In a press release, the U.S. Attorney’s office in Brooklyn and the FBI also announced the unsealing of a 32-count indictment that charges Mr. Alexander with conspiracy, securities fraud, making false filings with the Securities and Exchange Commission, mail fraud and wire fraud. He faces up to 25 years in prison on the most serious charge of securities fraud.

Mr. Alexander was arrested earlier Wednesday in Windhoek, Namibia, pursuant to a provisional warrant issued by a Namibian court at the request of the American government, prosecutors said.

America intends to seek his extradition, and he is expected to appear before a court in Namibia within 48 hours, they said.

A lawyer for Mr. Alexander didn’t immediately return a phone call seeking comment Wednesday.

Mr. Alexander, along with two other former Comverse executives, was originally charged in a criminal complaint issued in August with conspiracy to commit mail fraud, securities fraud and wire fraud.

The SEC has separately filed civil charges against the men.

According to the newly unsealed indictment, prosecutors have alleged that Mr. Alexander and the two other executives engaged in a scheme to backdate millions of stock options for themselves and other employees when the stock was trading at periodic lows. As a result, Mr. Alexander “reaped substantial personal gain” from his alleged conduct.

The government also has alleged that Mr. Alexander and others used fictitious names to generate hundreds of thousands of backdated options, which were parked in a “secret slush fund” designed to evade the requirements of Comverse’s stock-option plans. Mr. Alexander then unilaterally awarded options from the slush fund to favored employees, according to the indictment.

The slush fund was first named I.M. Fanton, after “Phantom of the Opera,” according to the indictment. An earlier complaint said the assistant who helped manage the slush fund named after “Phantom,” saying that the name fit what they were being asked to do: create phantom employees.
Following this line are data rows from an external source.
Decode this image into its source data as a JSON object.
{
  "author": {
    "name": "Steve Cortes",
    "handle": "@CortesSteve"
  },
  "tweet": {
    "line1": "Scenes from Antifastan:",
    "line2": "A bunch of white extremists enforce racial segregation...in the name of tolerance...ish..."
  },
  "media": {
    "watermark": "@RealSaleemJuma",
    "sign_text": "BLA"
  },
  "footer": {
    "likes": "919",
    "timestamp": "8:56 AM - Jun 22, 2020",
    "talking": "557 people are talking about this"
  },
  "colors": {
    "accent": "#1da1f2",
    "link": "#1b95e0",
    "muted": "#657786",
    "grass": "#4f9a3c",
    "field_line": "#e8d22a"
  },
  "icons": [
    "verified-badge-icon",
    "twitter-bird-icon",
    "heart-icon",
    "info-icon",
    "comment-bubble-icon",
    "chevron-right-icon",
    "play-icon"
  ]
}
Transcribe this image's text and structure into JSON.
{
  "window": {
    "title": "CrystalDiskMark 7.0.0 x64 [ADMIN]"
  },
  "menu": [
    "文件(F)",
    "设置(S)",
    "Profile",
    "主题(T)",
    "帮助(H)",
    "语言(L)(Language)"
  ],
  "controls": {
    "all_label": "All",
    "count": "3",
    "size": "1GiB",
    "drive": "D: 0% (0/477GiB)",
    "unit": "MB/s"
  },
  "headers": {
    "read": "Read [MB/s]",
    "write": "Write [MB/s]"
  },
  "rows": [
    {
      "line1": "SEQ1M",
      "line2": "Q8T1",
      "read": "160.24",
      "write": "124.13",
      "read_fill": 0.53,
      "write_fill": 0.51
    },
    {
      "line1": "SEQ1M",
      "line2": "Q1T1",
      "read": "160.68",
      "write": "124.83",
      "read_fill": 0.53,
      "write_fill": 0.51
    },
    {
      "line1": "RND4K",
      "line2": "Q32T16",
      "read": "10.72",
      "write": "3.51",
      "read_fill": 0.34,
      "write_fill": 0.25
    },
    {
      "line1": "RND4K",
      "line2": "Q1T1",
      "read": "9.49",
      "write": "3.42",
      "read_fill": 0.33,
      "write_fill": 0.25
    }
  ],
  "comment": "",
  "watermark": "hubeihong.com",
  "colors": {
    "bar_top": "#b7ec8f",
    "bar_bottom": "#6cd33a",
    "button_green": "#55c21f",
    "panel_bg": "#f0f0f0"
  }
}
The slush fund’s name was later changed “Fargo” — based on the Coen brothers movie of the same name, according to the indictment. An earlier complaint said the name was changed after thinking better of the wisdom of naming it after “Phantom.”

Prosecutors are seeking the forfeiture of about $138 million in Mr. Alexander’s assets.

In a civil action filed earlier this year, the government said Mr. Alexander allegedly used accounts in his name at Citibank to launder proceeds of the fraud by wiring $57 million to Israel in July in an attempt to conceal the proceeds from American authorities.